U.S. Attorney General to testify publicly before Congress over contacts with Russia


In light of former FBI director James Comey’s testimony last week, U.S. Attorney General Jeff Sessions is to testify publicly on Tuesday before Congress, which is expected to be focused on his contacts with Russian officials during last year’s presidential campaign.

Sessions requested that the hearing at the Senate Intelligence Committee be public, a Justice Department spokesperson said in a statement.

“The Attorney General has requested that this hearing be public. He believes it is important for the American people to hear the truth directly from him and looks forward to answering the committee’s questions tomorrow,” the statement read.

Comey told lawmakers at last Thursday’s hearing that he knew details that made Sessions’s involvement in the FBI Russia probe “problematic.”

“We were aware of facts I can’t discuss in an open setting that would make his (Sessions’) continued involvement in a Russia investigation problematic,” Comey said at the hearing.

Comey also reportedly told lawmakers behind closed doors that one of those details included another unreported meeting between Sessions and Russian Ambassador Sergey Kislyac.

The attorney general was forced to recuse himself in March from the federal investigation into Russian interference in the U.S. election after media reports that he twice met with Kislyak during the 2016 campaign and did not disclose that to the Senate during his confirmation hearing in January.


Moreover, Democrats are also thought to be keen to press Sessions on his role in Comey’s abrupt firing.
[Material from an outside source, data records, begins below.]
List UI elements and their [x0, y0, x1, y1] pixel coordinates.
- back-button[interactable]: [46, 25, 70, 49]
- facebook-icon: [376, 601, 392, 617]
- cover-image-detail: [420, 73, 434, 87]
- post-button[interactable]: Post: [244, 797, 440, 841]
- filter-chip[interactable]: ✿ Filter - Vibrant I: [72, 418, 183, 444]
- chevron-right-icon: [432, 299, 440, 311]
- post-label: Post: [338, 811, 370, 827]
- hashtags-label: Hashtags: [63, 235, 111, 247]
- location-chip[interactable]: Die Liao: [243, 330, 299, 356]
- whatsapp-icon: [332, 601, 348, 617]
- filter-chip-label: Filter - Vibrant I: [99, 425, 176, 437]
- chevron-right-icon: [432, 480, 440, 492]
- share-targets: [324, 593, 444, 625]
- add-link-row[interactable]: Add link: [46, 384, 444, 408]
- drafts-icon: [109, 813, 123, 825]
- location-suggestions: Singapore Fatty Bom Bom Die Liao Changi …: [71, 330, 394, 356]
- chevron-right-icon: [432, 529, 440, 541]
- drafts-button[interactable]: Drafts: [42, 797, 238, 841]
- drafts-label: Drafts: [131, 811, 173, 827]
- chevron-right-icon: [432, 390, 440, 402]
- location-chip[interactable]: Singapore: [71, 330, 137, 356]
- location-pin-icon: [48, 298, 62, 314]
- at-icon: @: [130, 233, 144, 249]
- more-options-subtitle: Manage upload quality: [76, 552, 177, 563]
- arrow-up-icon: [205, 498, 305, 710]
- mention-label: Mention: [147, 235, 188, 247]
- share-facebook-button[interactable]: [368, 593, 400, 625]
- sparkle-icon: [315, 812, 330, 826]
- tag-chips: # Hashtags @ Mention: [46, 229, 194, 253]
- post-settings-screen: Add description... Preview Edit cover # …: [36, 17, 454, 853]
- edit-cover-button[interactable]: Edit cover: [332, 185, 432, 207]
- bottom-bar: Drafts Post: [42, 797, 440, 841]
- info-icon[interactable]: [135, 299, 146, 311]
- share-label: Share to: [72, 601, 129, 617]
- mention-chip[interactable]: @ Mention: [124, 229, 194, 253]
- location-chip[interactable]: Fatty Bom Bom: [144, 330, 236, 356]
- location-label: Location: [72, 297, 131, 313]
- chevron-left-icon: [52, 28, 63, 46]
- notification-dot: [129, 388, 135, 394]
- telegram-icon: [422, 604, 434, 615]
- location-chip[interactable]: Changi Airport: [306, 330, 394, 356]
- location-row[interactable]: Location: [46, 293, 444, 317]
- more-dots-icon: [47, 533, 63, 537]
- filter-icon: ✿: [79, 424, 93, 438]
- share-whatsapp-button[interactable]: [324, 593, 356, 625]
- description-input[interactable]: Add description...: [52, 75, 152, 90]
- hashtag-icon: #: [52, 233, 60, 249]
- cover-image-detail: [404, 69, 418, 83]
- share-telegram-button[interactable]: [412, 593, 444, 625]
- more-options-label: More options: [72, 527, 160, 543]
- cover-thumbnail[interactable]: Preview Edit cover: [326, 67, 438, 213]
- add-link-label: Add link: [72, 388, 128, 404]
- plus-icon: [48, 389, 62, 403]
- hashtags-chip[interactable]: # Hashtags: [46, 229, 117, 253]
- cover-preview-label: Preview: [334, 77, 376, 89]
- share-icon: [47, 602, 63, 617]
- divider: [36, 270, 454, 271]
Trump accepted a recommendation from Sessions and deputy attorney general Rod Rosenstein to fire Comey in May, according to a White Housestatement issued at the time.

The U.S. president then said that he was thinking of the Russia investigation when firing Comey and made the decision regardless of the recommendation from the two top officials at the Justice Department.

Sessions is the first U.S. senator to show public support for Trump’s campaign. The probe over the possible ties between Trump’s campaign and Russia is now in the hands of special counsel Robert Mueller for Russia investigation following the Comey dismissal.